By next year, Democrats could see the number of caucus states cut in half.
Four states have already moved from a caucus system to a traditional primary: Maine, Minnesota, Colorado, and, as of last month, Idaho made the switch. Party officials say two more states — Nebraska and Washington — are now considering the same change. And as Democratic Party members prepare to adopt changes to the nominating process at their annual summer meeting next month — including a new rule to “encourage” the use of primaries over caucuses “whenever possible” — caucus states may face new outside pressure to embrace state-run primaries.
The shift could leave just seven caucus states on the nominating calendar. For more than 20 years, Democrats have held caucuses in no fewer than 14 states.

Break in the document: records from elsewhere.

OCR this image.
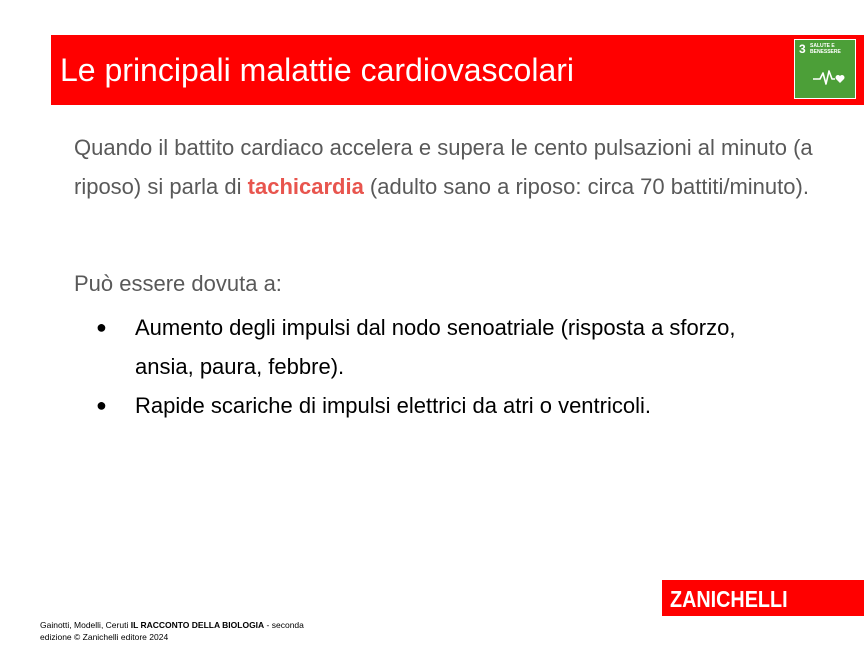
Le principali malattie cardiovascolari
3 SALUTE E BENESSERE
Quando il battito cardiaco accelera e supera le cento pulsazioni al minuto (a riposo) si parla di tachicardia (adulto sano a riposo: circa 70 battiti/minuto).
Può essere dovuta a:
● Aumento degli impulsi dal nodo senoatriale (risposta a sforzo, ansia, paura, febbre).
● Rapide scariche di impulsi elettrici da atri o ventricoli.
Gainotti, Modelli, Ceruti IL RACCONTO DELLA BIOLOGIA - seconda edizione © Zanichelli editore 2024
ZANICHELLI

Might write something longer about this, but to give the bullet point version:
- Caucuses are terrible, essentially exaggerated forms of the vote suppression favored by Republican candidates and judges. They make it harder for people of color, poor people, the disabled, and/or caregivers to participate
- Preferring an undemocratic selection process because it apparently helped your preferred candidate in one election makes about as much sense as saying the Electoral College is a great system because Lincoln probably would have lost under a ranked-choice voting system in 1860.
- Superdelegates are also bad. There’s no reason to believe party elites are particularly good at identifying good candidates ex ante, and even if they were under current norms a candidate installed by superdelegates would have so little legitimacy with the losing candidates it would drown out any marginal value of having a better candidate.
- Democratic choice of the candidate is the norm, and it should be done right.